Tren peningkatan konsumsi bahan bakar minyak (BBM) bersubsidi dalam negeri yang tidak diimbangi dengan produksi minyak nasional menyebabkan beban subsidi dari Anggaran Pendapatan dan Belanja Negara (APBN) untuk biaya impor energi terus bertambah. Peneliti Ahli Utama dari Pusat Riset Ekonomi, Badan Riset, dan Inovasi Nasional (BRIN), Maxensius Tri Sambodo, mengatakan subsidi yang terus naik kalau tidak dikendalikan bisa lebih parah. Subsidi energi, termasuk listrik, estimasi angkanya tinggi sekali, meskipun benefit-nya bisa meredam inflasi, kemiskinan, pengangguran. Kondisi ini, memang dialami banyak negara termasuk RI yang mencoba meredam dampak global tingginya harga minyak.

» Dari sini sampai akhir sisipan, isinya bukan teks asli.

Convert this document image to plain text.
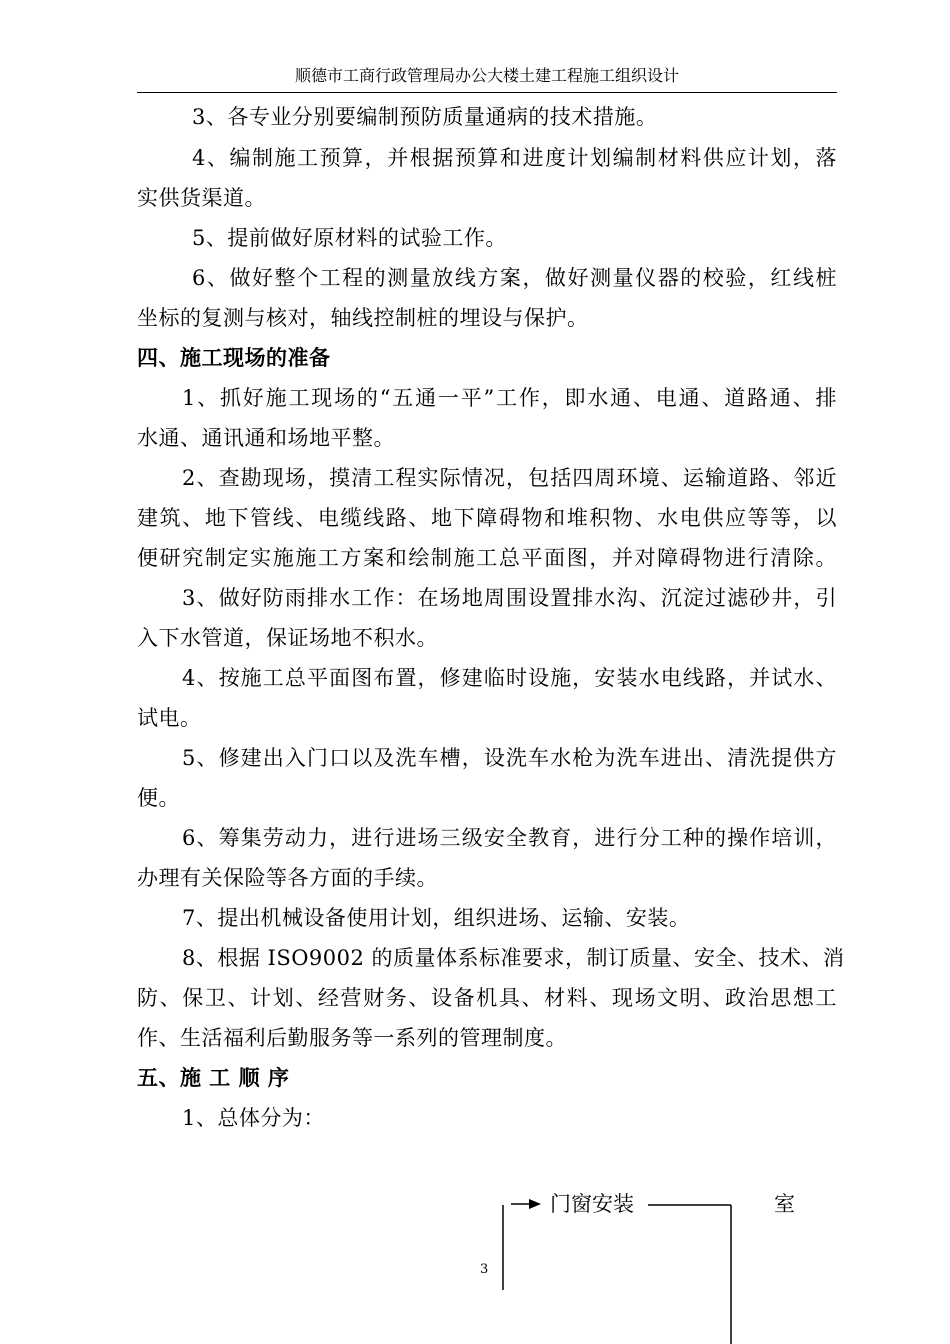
顺德市工商行政管理局办公大楼土建工程施工组织设计
3、各专业分别要编制预防质量通病的技术措施。
4、编制施工预算，并根据预算和进度计划编制材料供应计划，落
实供货渠道。
5、提前做好原材料的试验工作。
6、做好整个工程的测量放线方案，做好测量仪器的校验，红线桩
坐标的复测与核对，轴线控制桩的埋设与保护。
四、施工现场的准备
1、抓好施工现场的“五通一平”工作，即水通、电通、道路通、排
水通、通讯通和场地平整。
2、查勘现场，摸清工程实际情况，包括四周环境、运输道路、邻近
建筑、地下管线、电缆线路、地下障碍物和堆积物、水电供应等等，以
便研究制定实施施工方案和绘制施工总平面图，并对障碍物进行清除。
3、做好防雨排水工作：在场地周围设置排水沟、沉淀过滤砂井，引
入下水管道，保证场地不积水。
4、按施工总平面图布置，修建临时设施，安装水电线路，并试水、
试电。
5、修建出入门口以及洗车槽，设洗车水枪为洗车进出、清洗提供方
便。
6、筹集劳动力，进行进场三级安全教育，进行分工种的操作培训，
办理有关保险等各方面的手续。
7、提出机械设备使用计划，组织进场、运输、安装。
8、根据 ISO9002 的质量体系标准要求，制订质量、安全、技术、消
防、保卫、计划、经营财务、设备机具、材料、现场文明、政治思想工
作、生活福利后勤服务等一系列的管理制度。
五、施 工 顺 序
1、总体分为：
门窗安装	室
3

Data Kementerian Energi dan Sumber Daya Mineral (ESDM) memperlihatkan realisasi subsidi energi pada 2021 mencapai 131,5 triliun rupiah, naik 19 persen dari target yang hanya sebesar 110,5 triliun rupiah. Pemerintah menyebutkan kenaikan subsidi energi disebabkan pemerintah berupaya menjaga daya beli masyarakat dalam pemulihan ekonomi. Lonjakan signifikan berasal dari subsidi BBM dan LPG yang mencapai 83,7 triliun rupiah dari target awal 56,9 triliun rupiah, sedangkan subsidi listrik turun jadi 47,8 triliun rupiah dari target 53,6 triliun rupiah. Bila dibandingkan 2020, realisasi subsidi energi pada 2021 melonjak 37,4 persen dibanding realisasi subsidi energi pada 2020 sebesar 95,7 triliun rupiah.
Pengamat Ekonomi dari Universitas Surabaya (Ubaya), Bambang Budiarto, mengatakan konsep dasar subsidi BBM dari sisi supply pasti membebani anggaran, namun dari demand side, subsidi sangat ditunggu masyarakat. Subsidi BBM, akan lebih baik jika melekat pada orang, bukan pada barang. Jika melekat pada orang, pemberian subsidi dipastikan tepat sasaran. Sebaliknya, kalau yang disubsidi barang, sangat rentan melahirkan masalah baru yakni salah sasaran.